Rings, bearings and gaskets are at PO awaiting pickup. Head will be going to shop by latest Wednesday. Things should start happening soon.

Gave all the pistons a thorough inspection today under various lighting and I saw a couple things that I can't unsee and make me uneasy.

It's probably nothing but 2 pistons have what looks to be the start of a micro crack. I don't think it is but just appears that way, both pistons have it in the same spot. It's right where a crack would start, around pin area inside the piston.

Again, I think it's just an appearance thing but I'm not taking any chances. I've decided that the 5 good pistons from old engine will be going in with the best looking 1 from the other 6. Thankfully all the pistons are the same grade.

I gave the old engines pistons a thorough look and they look great and much cleaner. I had considered using these before but my OCD of putting things back where they came from overtook logic.

Now pondering why I spent 2 hours cleaning the other ones. Fcuk

Also received a shipment from EFI solutions that @Dose Pipe Sutututuhelped facilitate. Thanks mate.

All parts I need have now arrived, will be picking up piston circlips/locks from Nissan tomorrow and with a bit of luck and a heap of hard work this thing should be running by Christmas.

  • Like 2
On 11/12/2023 at 12:23 PM, MBS206 said:

I'm going to err on the side of caution for you with a recent adventure of mine...

 

We bought a 2010 Kluger, everything checked out that I could on the test drive.
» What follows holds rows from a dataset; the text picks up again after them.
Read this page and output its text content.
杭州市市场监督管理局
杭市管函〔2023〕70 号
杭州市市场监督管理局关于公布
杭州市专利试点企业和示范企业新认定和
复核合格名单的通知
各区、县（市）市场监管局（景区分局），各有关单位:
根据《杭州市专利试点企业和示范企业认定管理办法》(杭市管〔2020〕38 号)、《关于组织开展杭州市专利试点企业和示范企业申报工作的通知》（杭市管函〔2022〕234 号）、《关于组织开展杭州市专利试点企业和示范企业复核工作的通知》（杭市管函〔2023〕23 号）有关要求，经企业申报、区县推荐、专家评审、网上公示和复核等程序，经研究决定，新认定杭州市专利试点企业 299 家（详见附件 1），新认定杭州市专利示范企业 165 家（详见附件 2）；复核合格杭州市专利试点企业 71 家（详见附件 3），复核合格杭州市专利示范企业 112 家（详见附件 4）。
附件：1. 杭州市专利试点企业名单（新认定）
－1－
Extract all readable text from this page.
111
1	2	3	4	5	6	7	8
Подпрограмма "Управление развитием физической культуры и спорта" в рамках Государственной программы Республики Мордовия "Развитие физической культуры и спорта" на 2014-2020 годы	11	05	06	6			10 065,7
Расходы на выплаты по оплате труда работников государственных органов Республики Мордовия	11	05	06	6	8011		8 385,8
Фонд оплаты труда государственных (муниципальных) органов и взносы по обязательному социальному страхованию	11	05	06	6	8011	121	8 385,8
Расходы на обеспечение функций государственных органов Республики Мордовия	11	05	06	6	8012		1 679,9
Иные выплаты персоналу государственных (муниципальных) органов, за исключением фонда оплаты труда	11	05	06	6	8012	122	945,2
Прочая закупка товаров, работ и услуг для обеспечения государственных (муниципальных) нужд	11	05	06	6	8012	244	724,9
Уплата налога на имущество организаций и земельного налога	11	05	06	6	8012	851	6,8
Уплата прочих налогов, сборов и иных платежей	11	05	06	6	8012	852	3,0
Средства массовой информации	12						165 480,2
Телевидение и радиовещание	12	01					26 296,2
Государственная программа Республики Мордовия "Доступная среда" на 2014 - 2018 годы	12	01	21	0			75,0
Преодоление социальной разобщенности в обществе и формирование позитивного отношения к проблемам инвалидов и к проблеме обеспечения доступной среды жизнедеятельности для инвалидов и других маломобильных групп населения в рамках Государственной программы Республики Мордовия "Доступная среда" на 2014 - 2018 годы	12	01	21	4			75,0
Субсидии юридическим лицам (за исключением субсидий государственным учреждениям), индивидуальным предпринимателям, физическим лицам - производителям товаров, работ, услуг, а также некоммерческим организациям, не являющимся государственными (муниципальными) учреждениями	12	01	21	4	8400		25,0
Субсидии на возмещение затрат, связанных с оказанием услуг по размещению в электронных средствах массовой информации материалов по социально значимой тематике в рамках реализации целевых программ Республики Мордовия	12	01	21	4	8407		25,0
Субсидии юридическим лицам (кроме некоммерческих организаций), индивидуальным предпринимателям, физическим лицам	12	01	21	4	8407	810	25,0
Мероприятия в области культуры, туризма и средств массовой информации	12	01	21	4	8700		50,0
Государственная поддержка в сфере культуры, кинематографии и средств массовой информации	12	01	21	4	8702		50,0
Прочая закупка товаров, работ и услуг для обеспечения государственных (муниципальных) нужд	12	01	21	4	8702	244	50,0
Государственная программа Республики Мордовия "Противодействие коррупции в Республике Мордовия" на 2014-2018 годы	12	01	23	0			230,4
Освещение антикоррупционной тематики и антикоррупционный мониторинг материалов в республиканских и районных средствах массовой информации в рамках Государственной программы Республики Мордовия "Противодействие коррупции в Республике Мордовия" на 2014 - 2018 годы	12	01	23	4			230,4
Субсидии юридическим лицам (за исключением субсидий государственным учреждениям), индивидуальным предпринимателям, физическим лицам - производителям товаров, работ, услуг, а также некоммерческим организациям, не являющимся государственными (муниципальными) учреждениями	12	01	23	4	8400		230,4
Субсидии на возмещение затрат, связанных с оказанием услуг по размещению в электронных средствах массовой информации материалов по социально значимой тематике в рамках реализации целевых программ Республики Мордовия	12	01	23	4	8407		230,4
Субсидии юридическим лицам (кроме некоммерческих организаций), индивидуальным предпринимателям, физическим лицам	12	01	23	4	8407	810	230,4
However on the way home, after 20 minutes on the freeway, a small prod of the throttle and it was an epic smoke show out the tail pipe.

This engine gunks up the valve covers with oil crud, exactly like your describing.

 

Just on this, GR Toyota V6s engines (mostly 1GR and 2GR) have known issues with sludging (I have a 1GR in the Prado). 

For people running the Toyota oil (made by Castrol) it's not an issue because that oil is spec'd for both the petrol and diesel variant Prados so it's got a healthy dose of diesel detergents. My car has 160ks on it now and the pickup and VVTI screens are still mint but it's only ever had the Toyota oil in it and at $45-$48 a bottle from Toyota its on par with other 10-30w semi synthetics anyway.

It's one of those things where it pays to stick with OEM or match the oil spec exactly to the book, which I think is only one Castrol oil anyway that's very hard to get. 



 

14 hours ago, admS15 said:

Gave all the pistons a thorough inspection today under various lighting and I saw a couple things that I can't unsee and make me uneasy.

It's probably nothing but 2 pistons have what looks to be the start of a micro crack. I don't think it is but just appears that way, both pistons have it in the same spot. It's right where a crack would start, around pin area inside the piston.

Again, I think it's just an appearance thing but I'm not taking any chances. I've decided that the 5 good pistons from old engine will be going in with the best looking 1 from the other 6. Thankfully all the pistons are the same grade.

I gave the old engines pistons a thorough look and they look great and much cleaner. I had considered using these before but my OCD of putting things back where they came from overtook logic.

Now pondering why I spent 2 hours cleaning the other ones. Fcuk

Also received a shipment from EFI solutions that @Dose Pipe Sutututuhelped facilitate. Thanks mate.

All parts I need have now arrived, will be picking up piston circlips/locks from Nissan tomorrow and with a bit of luck and a heap of hard work this thing should be running by Christmas.

Where pics? 
 

On 14/11/2023 at 6:34 AM, No Crust Racing said:

Where pics? 
 

No way camera is going to pick it up. My eye is questioning what I'm seeing or not seeing. I'll give it a shot but I don't think it'll show. 

1 hour ago, admS15 said:

No way camera is going to pick it up. My eye is questioning what I'm seeing or not seeing. I'll give it a shot but I don't think it'll show. 

Try shining other light sources on there. Red or orange filter on a normal light, UV LED torch, etc.